Ive tried changing from spot to parallel, moving the light source, adjusting the shadow diffusion/darkness, turning motion blur off/on, different camera focal lengths, taking project from 8 to 16 bit, adjusting samples per frame and adaptive sample limit in composition settings, and much, much more..... no luck.

So frustrating. I am not trying to do some crazy stuff here

    This topic has been closed for replies.
    Correct answer David Arbor
    Effectively, yes, those are your only options, but you can still find a middle point here. Make the camera move more, but have the move take longer. It just can't end up at the same effective speed that it is now. If you make that shot 5 or 7 seconds instead of 3 seconds then you'll have more flexibility to move a little more. You could also try keyframing the blur/spread of the shadow to increase as you land so maybe the judder won't be so intense. But either way I would make that final zoom bigger, as you can barely tell the camera is moving. At the current speed you might as well make it stop completely.

    2 replies

    Martin_Ritter
    Legend
    September 18, 2019

    Some suggestions:

     

    Have you purged all caches?

    No expressions somewhere?

    Keyframes are clean? No strange speed bumps in the speed editor?

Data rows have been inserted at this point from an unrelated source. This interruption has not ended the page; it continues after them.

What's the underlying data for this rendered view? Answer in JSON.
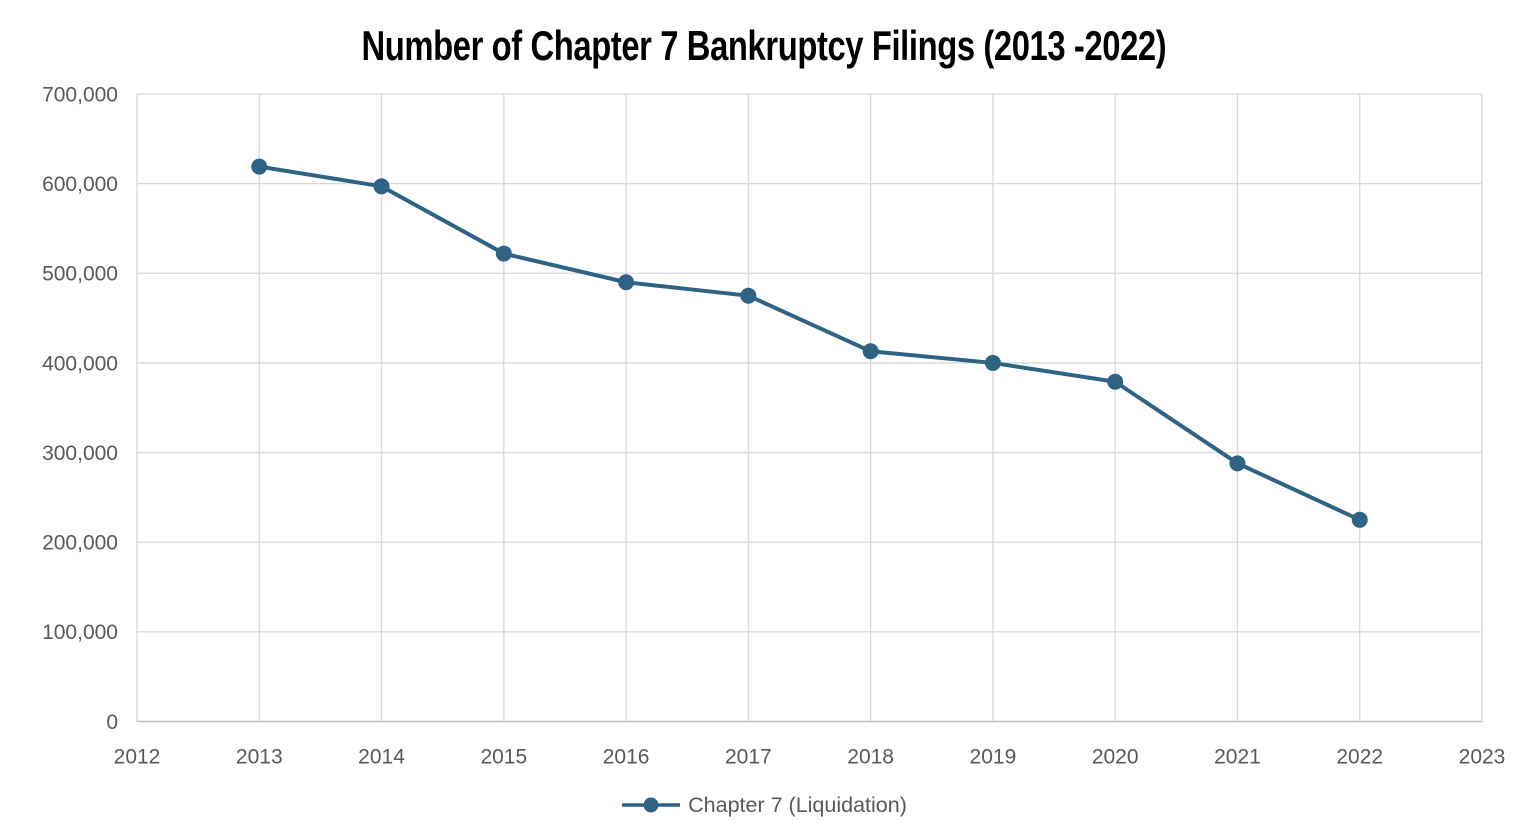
{
  "chart_data": {
    "type": "line",
    "title": "Number of Chapter 7 Bankruptcy Filings (2013 -2022)",
    "x": [
      2013,
      2014,
      2015,
      2016,
      2017,
      2018,
      2019,
      2020,
      2021,
      2022
    ],
    "series": [
      {
        "name": "Chapter 7 (Liquidation)",
        "values": [
          619000,
          597000,
          522000,
          490000,
          475000,
          413000,
          400000,
          379000,
          288000,
          225000
        ],
        "color": "#2E6384",
        "marker": "circle"
      }
    ],
    "xlabel": "",
    "ylabel": "",
    "xlim": [
      2012,
      2023
    ],
    "ylim": [
      0,
      700000
    ],
    "x_ticks": [
      2012,
      2013,
      2014,
      2015,
      2016,
      2017,
      2018,
      2019,
      2020,
      2021,
      2022,
      2023
    ],
    "x_tick_labels": [
      "2012",
      "2013",
      "2014",
      "2015",
      "2016",
      "2017",
      "2018",
      "2019",
      "2020",
      "2021",
      "2022",
      "2023"
    ],
    "y_ticks": [
      0,
      100000,
      200000,
      300000,
      400000,
      500000,
      600000,
      700000
    ],
    "y_tick_labels": [
      "0",
      "100,000",
      "200,000",
      "300,000",
      "400,000",
      "500,000",
      "600,000",
      "700,000"
    ],
    "grid": true,
    "legend": {
      "position": "bottom",
      "entries": [
        "Chapter 7 (Liquidation)"
      ]
    },
    "colors": {
      "background": "#FFFFFF",
      "gridline": "#D9D9D9",
      "axis_line": "#BFBFBF",
      "tick_label": "#595959",
      "legend_label": "#595959",
      "title": "#000000"
    }
  }
}
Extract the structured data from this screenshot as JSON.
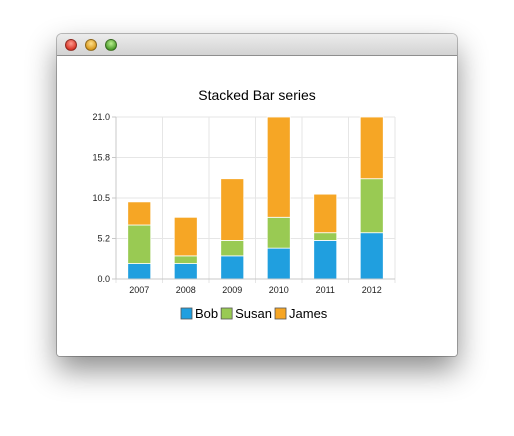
{
  "window": {
    "title": ""
  },
  "colors": {
    "Bob": "#209fdf",
    "Susan": "#99ca53",
    "James": "#f6a625",
    "grid": "#e6e6e6",
    "axis": "#c8c8c8"
  },
  "chart_data": {
    "type": "bar",
    "stacked": true,
    "title": "Stacked Bar series",
    "xlabel": "",
    "ylabel": "",
    "categories": [
      "2007",
      "2008",
      "2009",
      "2010",
      "2011",
      "2012"
    ],
    "series": [
      {
        "name": "Bob",
        "values": [
          2,
          2,
          3,
          4,
          5,
          6
        ]
      },
      {
        "name": "Susan",
        "values": [
          5,
          1,
          2,
          4,
          1,
          7
        ]
      },
      {
        "name": "James",
        "values": [
          3,
          5,
          8,
          13,
          5,
          8
        ]
      }
    ],
    "ylim": [
      0,
      21
    ],
    "yticks": [
      "0.0",
      "5.2",
      "10.5",
      "15.8",
      "21.0"
    ],
    "grid": true,
    "legend_position": "bottom"
  }
}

    Have you tried to switch to Cinema rendering engine?

     

    *Martin

    Inspiring
    September 18, 2019
    The Cinema 4D render engine won't help here, in fact, it will only make things render slower. You're changing the perspective of the layer AND scaling it, so these pixels are making moves that just need to happen faster or be more dramatic.
    Inspiring
    September 18, 2019

    Your camera is moving too slowly, so you're creating judder. You're asking your pixels to move a tiny, tiny amount over time and that's just what happens. Try making the zoom more dramatic—maybe don't end the initial camera move so close to where you are now, and make the final zoom 'bigger.'

    Participating Frequently
    September 18, 2019
    David, thank you for the reply. I agree, when I move the camera fast (or if it is still) no shadow shake. But those are my only two options, fast and stopped? I need to be able to move slow, Im focused on this one country and will reveal map points
    David ArborCorrect answer
    Inspiring
    September 18, 2019
    Effectively, yes, those are your only options, but you can still find a middle point here. Make the camera move more, but have the move take longer. It just can't end up at the same effective speed that it is now. If you make that shot 5 or 7 seconds instead of 3 seconds then you'll have more flexibility to move a little more. You could also try keyframing the blur/spread of the shadow to increase as you land so maybe the judder won't be so intense. But either way I would make that final zoom bigger, as you can barely tell the camera is moving. At the current speed you might as well make it stop completely.